29.05.2009 — Kann man mit Blick auf Chopins späte Werke von einem Alterswerk sprechen? Die portugiesische Pianistin Maria João Pires, die sich immer wieder mit den Charakterstücken des polnischen Nationalkomponisten beschäftigt, ist davon überzeugt. Nachdem sie 1996 mit einer Gesamtaufnahme seiner Nocturnes Aufsehen erregt (und etliche Preise erhalten) hat, legt sie nun eine sorgfältig zusammengestellte Auswahl der nach 1844 entstandenen Sonaten, Nocturnes, Mazurkas und Walzer vor (Chopin starb 1849). Die gewichtigsten Anteile haben dabei die h-Moll-Sonate op. 58, die Polonaise-Fantaisie in As-Dur op. 61 und die Cellosonate g-Moll op. 65, für die sich der kongeniale Cellist Pavel Gomziakov zur Pianistin gesellt. Die Doppel-CD endet konsequenterweise mit der Mazurka f-Moll op. 68 Nr.4, Chopins letzter Komposition.

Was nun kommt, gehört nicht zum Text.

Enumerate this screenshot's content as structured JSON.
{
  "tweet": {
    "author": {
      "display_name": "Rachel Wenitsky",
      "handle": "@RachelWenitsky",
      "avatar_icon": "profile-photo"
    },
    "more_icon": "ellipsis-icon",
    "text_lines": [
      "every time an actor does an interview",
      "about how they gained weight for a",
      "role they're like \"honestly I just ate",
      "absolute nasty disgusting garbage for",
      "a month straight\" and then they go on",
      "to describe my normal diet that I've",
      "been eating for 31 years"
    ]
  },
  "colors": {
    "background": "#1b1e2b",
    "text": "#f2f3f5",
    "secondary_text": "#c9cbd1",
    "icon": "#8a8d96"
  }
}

Zwischen dem Album mit den Nocturnes und dem nun vorliegenden hat sich in Maria João Pires‘ Leben einiges bewegt. Sie hat in Portugal ihr Centro de Artes de Belgais begründet und sich dabei im Streit mit den portugiesischen Behörden aufgerieben, denen sie mangelnde Unterstützung ihres humanistischen Engagements vorgeworfen hat.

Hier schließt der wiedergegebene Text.